There is plenty information in the public domain but is it all fair, accurate and contemporaneous reports of legal proceedings held in public?
" there is a practical guide aimed at judges and the media on the statutory and common law principles that should be applied with regards to reporting restrictions. The paper was called ‘Reporting Restrictions in the Criminal Courts April 2015 (Revised May 2016)’. In this paper it stated that Courts have no power under s.4(2) of the Contempt of Court Act 1981 to prevent publication of material that is already in the public domain (see page 27 of this document). "
However, what it actually says is,
"However, ordinarily fair, accurate and contemporaneous reports of legal proceedings held in public which are
published in good faith will not breach the strict liability rule – see s.4(1) of the Act."

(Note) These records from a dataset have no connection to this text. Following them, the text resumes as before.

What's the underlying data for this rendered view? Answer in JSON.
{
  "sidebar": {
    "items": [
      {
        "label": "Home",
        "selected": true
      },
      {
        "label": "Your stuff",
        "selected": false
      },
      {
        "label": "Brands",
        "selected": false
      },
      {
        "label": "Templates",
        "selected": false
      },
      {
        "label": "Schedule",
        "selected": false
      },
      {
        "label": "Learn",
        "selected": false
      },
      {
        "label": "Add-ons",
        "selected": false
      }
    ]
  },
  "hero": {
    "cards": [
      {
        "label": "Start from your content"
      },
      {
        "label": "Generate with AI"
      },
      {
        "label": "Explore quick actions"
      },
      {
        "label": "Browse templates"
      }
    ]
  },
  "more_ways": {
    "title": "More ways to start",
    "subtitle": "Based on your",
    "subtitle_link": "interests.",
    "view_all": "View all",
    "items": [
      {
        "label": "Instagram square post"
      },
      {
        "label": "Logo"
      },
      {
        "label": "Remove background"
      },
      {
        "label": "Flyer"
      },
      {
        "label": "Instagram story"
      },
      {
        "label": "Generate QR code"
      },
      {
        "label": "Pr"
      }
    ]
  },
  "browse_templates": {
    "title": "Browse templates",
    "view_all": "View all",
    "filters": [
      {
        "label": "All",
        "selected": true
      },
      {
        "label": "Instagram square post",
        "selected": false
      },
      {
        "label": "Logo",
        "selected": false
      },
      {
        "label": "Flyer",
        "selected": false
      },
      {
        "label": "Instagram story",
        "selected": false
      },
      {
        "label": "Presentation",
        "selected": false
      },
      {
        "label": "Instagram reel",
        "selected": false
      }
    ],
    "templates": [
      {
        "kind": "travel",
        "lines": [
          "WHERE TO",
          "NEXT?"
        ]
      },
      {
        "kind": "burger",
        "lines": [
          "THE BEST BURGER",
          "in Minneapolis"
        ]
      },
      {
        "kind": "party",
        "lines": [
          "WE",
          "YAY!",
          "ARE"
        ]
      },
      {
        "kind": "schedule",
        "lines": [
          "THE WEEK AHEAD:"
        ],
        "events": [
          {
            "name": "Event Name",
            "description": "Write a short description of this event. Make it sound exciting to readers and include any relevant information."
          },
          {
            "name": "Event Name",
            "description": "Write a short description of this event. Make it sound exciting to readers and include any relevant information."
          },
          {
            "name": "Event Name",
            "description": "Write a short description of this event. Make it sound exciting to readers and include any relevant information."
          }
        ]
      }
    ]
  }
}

There is plenty information in the public domain but is it all fair, accurate and contemporaneous reports of legal proceedings held in public?
I am not on Twitter but would be interested in reading what was said by Andrew Lawton, the Canadian, reporter regarding conversations he over heard from "reporters" from the MSM organisations. The web link I managed to get that does contain it is mysteriously "unavailable" due to "resource limit reached".(web attack to take it down?) It appears to be still up on Twitter but may not be pretty soon. He is being quoted as saying this however on "some" sites.
"Standing among the ordinary, decent people in the crowd as Tommy Robinson spoke I was struck by how completely at odds their behaviour was with the way they are portrayed in the media, especially at viciously partisan organs like the BBC and The Guardian, but even across much of the right-wing press.
These people are constantly being described as “fascist” or “far right” or “extremist”.
But I saw and heard no evidence of this whatsoever. They were vocal, yes, but peaceable and friendly. They were angry, yes, but it was controlled anger and intelligently directed. There was, for example, no hatred of Muslims — only of the creed that drives some of them to rape and murder.
How weird it is to think that we live in an age so blinkered that the man doing more than anybody to raise awareness of what’s going on receives more widespread censure from the Establishment than the actual monsters perpetrating these ugly deeds."
"Standing among the ordinary, decent people in the crowd as Tommy Robinson spoke I was struck by how completely at odds their behaviour was with the way they are portrayed in the media, especially at viciously partisan organs like the BBC and The Guardian, but even across much of the right-wing press.
These people are constantly being described as “fascist” or “far right” or “extremist”.
But I saw and heard no evidence of this whatsoever. They were vocal, yes, but peaceable and friendly. They were angry, yes, but it was controlled anger and intelligently directed. There was, for example, no hatred of Muslims — only of the creed that drives some of them to rape and murder.
How weird it is to think that we live in an age so blinkered that the man doing more than anybody to raise awareness of what’s going on receives more widespread censure from the Establishment than the actual monsters perpetrating these ugly deeds."